El cuarto jinete (ERA) que salió en 2021 cuenta, por ello, con una serie de personajes femeninos que no se encontraban en el borrador original y que, para Murguía, ahora constituyen una de las partes más importantes de la novela.
“Probablemente, el personaje más entrañable es una enfermera.

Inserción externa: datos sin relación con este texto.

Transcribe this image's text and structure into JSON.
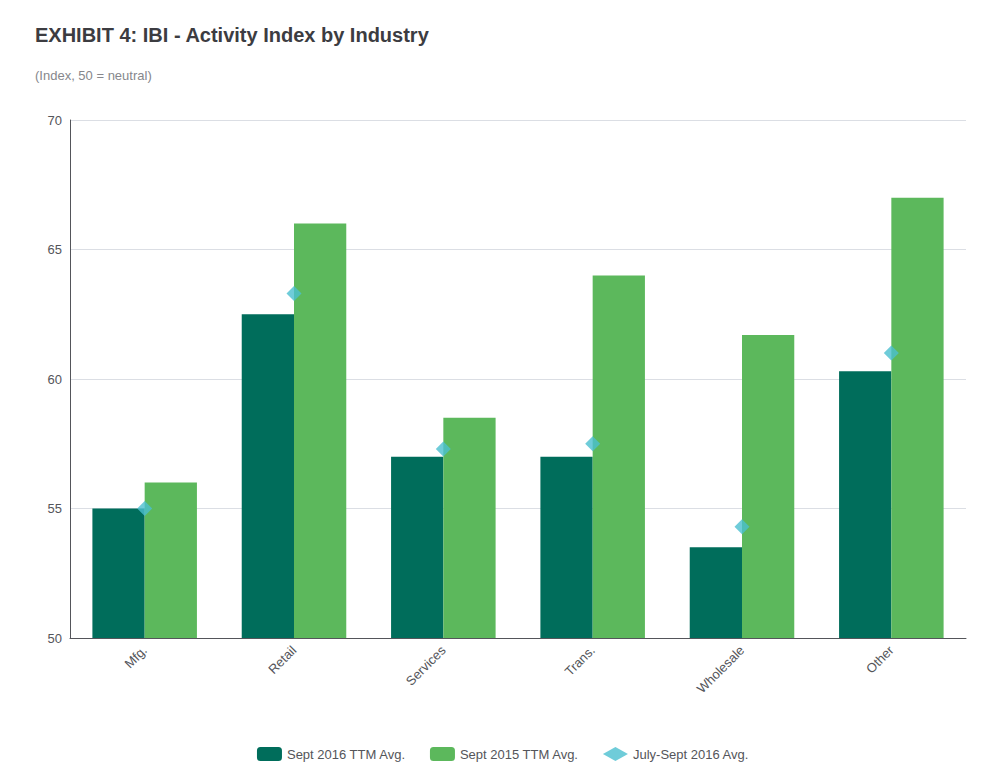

No: una ur-enfemera, una proto enfermera, que es María la Cicatricera”, explica sobre la nueva personaje.
La conciencia, dice, se da de forma muy lenta, por lo que le tomó tiempo entender el papel de las mujeres en la peste del Medioevo, como quedó evidenciado en la pandemia de Covid-19.
“Sobre las mujeres descansó la posibilidad de paliar el sufrimiento de los enfermos en la Edad Media, como ahorita también, con las enfermeras”, explica.
Como una novela polifónica y erudita, Murguía refleja, sobre todo en los personajes femeninos, la idea de la caritas (caridad), una de las virtudes teologales que, en medio del horror, ofrecen un viso de esperanza.
“Yo creo que, como dice Gandhi, para bien o para mal, lo único que tenemos es al otro, puede ser nuestro salvador o nuestro verdugo y, entonces, aquí en México hay una idea de que ‘lo que yo haga, no sirve’. Yo digo: ‘Lo que yo haga, me sirve a mí y al que está junto a mí; no puedo hacer más'”, expone.
“Sí me interesa mucho la caritas, y ésa es la regla de oro del budismo, del cristianismo, del islam, de casi todas las religiones sofisticadas. Los budistas dicen: ‘No hagas daño a nada que esté vivo’, y yo pienso eso”, declara.
Entre la peste medieval, y el Covid-19, la esperanza de salvación, para Murguía, reside en ello.